Ben Carson meets Syrian refugees, opposes them coming to US

Ben Carson meets Syrian refugees, opposes them coming to US

Republican presidential candidate Ben Carson, who last week compared Syrian refugees to “rabid dogs,” met with refugees in Jordan on Saturday and urged the U.S. government to do more to help but did not endorse bringing them to the United States.

Carson, a retired neurosurgeon who has faced scrutiny over his foreign policy credentials, visited the Zaatari camp for refugees fleeing Syria’s civil war, and said he also spoke with medical personnel, humanitarian workers and government officials.

Speaking to NBC’s Meet The Press a day later Carson said that Syrians wanted to return to their own country .

“The Syrians want to be in Syria.
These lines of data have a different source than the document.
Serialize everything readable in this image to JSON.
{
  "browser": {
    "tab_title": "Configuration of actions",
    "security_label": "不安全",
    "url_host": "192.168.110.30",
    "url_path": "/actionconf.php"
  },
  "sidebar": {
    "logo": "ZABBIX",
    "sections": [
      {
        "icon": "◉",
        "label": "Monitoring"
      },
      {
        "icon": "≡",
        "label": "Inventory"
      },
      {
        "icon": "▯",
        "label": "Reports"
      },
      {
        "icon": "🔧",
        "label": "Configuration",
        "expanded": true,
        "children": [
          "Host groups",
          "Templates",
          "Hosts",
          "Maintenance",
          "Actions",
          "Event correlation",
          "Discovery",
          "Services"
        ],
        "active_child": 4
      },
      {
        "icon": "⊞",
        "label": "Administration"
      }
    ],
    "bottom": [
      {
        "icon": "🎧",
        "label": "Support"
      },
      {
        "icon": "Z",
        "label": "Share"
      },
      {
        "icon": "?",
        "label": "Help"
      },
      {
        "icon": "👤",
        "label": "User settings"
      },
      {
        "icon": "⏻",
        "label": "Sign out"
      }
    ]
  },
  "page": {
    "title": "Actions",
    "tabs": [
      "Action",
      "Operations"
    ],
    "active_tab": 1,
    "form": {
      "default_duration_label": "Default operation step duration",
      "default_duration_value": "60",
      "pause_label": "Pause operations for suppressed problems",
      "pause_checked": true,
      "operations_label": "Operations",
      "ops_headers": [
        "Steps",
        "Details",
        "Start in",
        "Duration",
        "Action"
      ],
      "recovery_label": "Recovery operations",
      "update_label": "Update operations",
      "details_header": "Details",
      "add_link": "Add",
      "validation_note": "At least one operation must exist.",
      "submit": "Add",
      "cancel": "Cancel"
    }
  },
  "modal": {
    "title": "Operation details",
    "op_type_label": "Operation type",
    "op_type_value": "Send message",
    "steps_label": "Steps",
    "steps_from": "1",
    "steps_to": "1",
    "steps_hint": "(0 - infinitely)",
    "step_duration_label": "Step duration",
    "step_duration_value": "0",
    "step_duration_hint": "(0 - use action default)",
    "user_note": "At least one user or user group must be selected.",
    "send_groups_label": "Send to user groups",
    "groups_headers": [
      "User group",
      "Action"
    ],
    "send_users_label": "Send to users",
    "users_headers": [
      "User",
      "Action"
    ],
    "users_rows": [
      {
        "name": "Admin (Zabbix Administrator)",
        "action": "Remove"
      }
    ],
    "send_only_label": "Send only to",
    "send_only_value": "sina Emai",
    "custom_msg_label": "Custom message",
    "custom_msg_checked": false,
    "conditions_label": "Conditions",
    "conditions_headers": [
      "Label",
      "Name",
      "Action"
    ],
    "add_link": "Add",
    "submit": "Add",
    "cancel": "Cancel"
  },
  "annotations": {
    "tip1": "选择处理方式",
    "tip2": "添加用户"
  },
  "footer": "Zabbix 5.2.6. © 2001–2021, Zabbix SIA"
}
They want to be repatriated in their own country and they are looking for a mechanism to get there, but in the meantime, the facilities that have been offered to them here in Jordan are very satisfactory and when I asked them what Americans can do, they said if Americans could support those facilities to a greater degree, because they have much more capacity here in Jordan and I suspect in some of the other countries as well,” Carson said on Sunday (November 29).

Journalists were not invited to join Carson, one of the leading contenders for the Republican nomination in the November 2016 presidential election. He arrived in Jordan on Friday.

His campaign released a statement and posted photographs on its website showing Carson meeting with refugees, including a black-and-white image showing him placing his hand atop the head of a baby apparently sleeping in a bed.

On Nov. 20, Carson said at a campaign event in Alabama that allowing Syrian refugees into the United States would endanger Americans. Carson said of Syrian refugees: “If there is a rabid dog running around your neighborhood, you’re probably not going to assume something good about that dog.”. On Sunday’s show he said his words had been misinterpreted.

“The Syrians and the people completely understood what I was saying. It’s only the news media in our country that thinks you are calling the Syrians dogs. They understand here that we are talking about the Jihadists, the Islamic terrorists and it’s very obvious to most of them, the reception was quite warm, so maybe they can teach us a little bit about how to interpret language,” Carson said.

President Barack Obama’s administration has said it will accept 10,000 Syrian refugees into the United States over the next year, a plan sharply criticized by many Republicans. Canada has said it will accept 25,000 Syrian refugees by the end of February.

Several state governors, mostly Republicans, have expressed opposition to having Syrian refugees resettled in their states, expressing concern in the wake of the Nov. 13 attacks in Paris, claimed by Islamic State, that Islamist militants might try to enter the United States under the guise of being refugees.